Interstitial lung disease (ILD) is a heterogeneous group of conditions characterized by fibrosis and/or inflammation of the lung parenchyma. The pathogenesis of ILD consistently results in exertional dyspnea and exercise intolerance. Cardiopulmonary exercise testing (CPET) provides important information concerning the pathophysiology of ILD that can help inform patient management. Despite the purported benefits of CPET, its clinical utility in ILD is not well defined; however, there is a growing body of evidence that provides insight into the potential value of CPET in ILD. Characteristic responses to CPET in patients with ILD include exercise-induced arterial hypoxemia, an exaggerated ventilatory response, a rapid and shallow breathing pattern, critically low inspiratory reserve volume, and elevated sensations of dyspnea and leg discomfort.
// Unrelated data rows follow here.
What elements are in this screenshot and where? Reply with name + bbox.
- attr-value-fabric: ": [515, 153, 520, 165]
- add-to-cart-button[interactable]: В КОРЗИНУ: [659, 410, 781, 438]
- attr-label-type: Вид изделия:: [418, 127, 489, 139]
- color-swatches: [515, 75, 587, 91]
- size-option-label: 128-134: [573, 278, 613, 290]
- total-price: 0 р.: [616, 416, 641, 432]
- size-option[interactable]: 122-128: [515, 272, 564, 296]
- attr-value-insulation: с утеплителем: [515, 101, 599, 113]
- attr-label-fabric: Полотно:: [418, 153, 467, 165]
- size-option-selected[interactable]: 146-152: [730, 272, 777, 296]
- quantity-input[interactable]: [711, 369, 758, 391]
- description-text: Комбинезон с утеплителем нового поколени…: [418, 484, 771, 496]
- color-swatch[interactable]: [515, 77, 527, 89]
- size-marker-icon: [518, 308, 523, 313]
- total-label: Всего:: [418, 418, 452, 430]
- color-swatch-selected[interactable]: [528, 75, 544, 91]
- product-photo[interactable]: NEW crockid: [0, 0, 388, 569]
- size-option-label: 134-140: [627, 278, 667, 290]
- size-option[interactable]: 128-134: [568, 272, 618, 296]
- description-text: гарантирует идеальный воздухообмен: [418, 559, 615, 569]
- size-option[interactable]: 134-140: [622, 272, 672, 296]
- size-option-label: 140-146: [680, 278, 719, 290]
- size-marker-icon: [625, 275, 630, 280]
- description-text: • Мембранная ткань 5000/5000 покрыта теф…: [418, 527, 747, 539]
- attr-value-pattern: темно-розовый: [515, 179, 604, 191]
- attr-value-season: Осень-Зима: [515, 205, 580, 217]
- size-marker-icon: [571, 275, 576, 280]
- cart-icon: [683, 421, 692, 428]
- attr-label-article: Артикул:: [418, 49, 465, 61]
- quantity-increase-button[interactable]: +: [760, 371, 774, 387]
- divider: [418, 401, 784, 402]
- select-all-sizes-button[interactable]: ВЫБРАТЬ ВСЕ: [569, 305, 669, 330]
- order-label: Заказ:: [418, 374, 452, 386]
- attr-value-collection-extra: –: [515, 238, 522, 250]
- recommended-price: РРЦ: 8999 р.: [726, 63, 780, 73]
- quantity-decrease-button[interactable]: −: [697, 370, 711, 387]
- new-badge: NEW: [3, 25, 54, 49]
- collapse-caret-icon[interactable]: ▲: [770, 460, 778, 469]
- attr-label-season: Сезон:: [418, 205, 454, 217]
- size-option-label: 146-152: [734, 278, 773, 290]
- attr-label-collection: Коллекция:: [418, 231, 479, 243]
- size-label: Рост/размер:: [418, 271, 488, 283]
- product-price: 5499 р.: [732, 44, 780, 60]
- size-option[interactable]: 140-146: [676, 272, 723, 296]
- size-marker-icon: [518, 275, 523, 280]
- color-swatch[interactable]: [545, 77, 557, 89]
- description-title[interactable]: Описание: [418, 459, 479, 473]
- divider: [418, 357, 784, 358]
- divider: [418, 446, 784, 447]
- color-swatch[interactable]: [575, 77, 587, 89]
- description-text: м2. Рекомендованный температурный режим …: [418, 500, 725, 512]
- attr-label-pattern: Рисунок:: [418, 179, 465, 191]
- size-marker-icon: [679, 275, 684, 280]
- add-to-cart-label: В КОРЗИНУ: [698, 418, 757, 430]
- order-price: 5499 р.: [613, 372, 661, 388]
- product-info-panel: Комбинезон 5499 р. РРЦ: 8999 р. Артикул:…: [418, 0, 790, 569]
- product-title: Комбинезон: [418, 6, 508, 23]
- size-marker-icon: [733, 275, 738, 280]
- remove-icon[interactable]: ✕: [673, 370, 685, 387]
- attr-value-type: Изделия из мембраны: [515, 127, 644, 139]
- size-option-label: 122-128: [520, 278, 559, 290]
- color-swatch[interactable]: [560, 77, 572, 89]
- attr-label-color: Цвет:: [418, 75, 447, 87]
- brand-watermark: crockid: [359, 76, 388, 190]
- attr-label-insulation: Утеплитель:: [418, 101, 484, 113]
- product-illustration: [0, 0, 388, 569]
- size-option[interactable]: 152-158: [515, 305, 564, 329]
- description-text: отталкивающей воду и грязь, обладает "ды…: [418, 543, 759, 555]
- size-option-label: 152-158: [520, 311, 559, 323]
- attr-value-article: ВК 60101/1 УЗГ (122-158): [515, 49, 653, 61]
CPET is used in ILD to determine cause(s) of symptoms such as exertional dyspnea, evaluate functional capacity, inform exercise prescription, and determine the effects of pharmacological and non-pharmacological interventions on exercise capacity and exertional symptoms. However, preliminary evidence suggests that CPET in ILD may also provide valuable prognostic information and can be used to ascertain the degree of exercise-induced pulmonary hypertension. Despite these recent advances, additional research is required to confirm the utility of CPET in patients with ILD. This brief review outlines the clinical utility of CPET in patients with ILD. Typical patterns of response are described and practical issues concerning CPET interpretation in ILD are addressed. Additionally, important unanswered questions relating to the clinical utility of CPET in the assessment, prognostication, and management of patients with ILD are identified.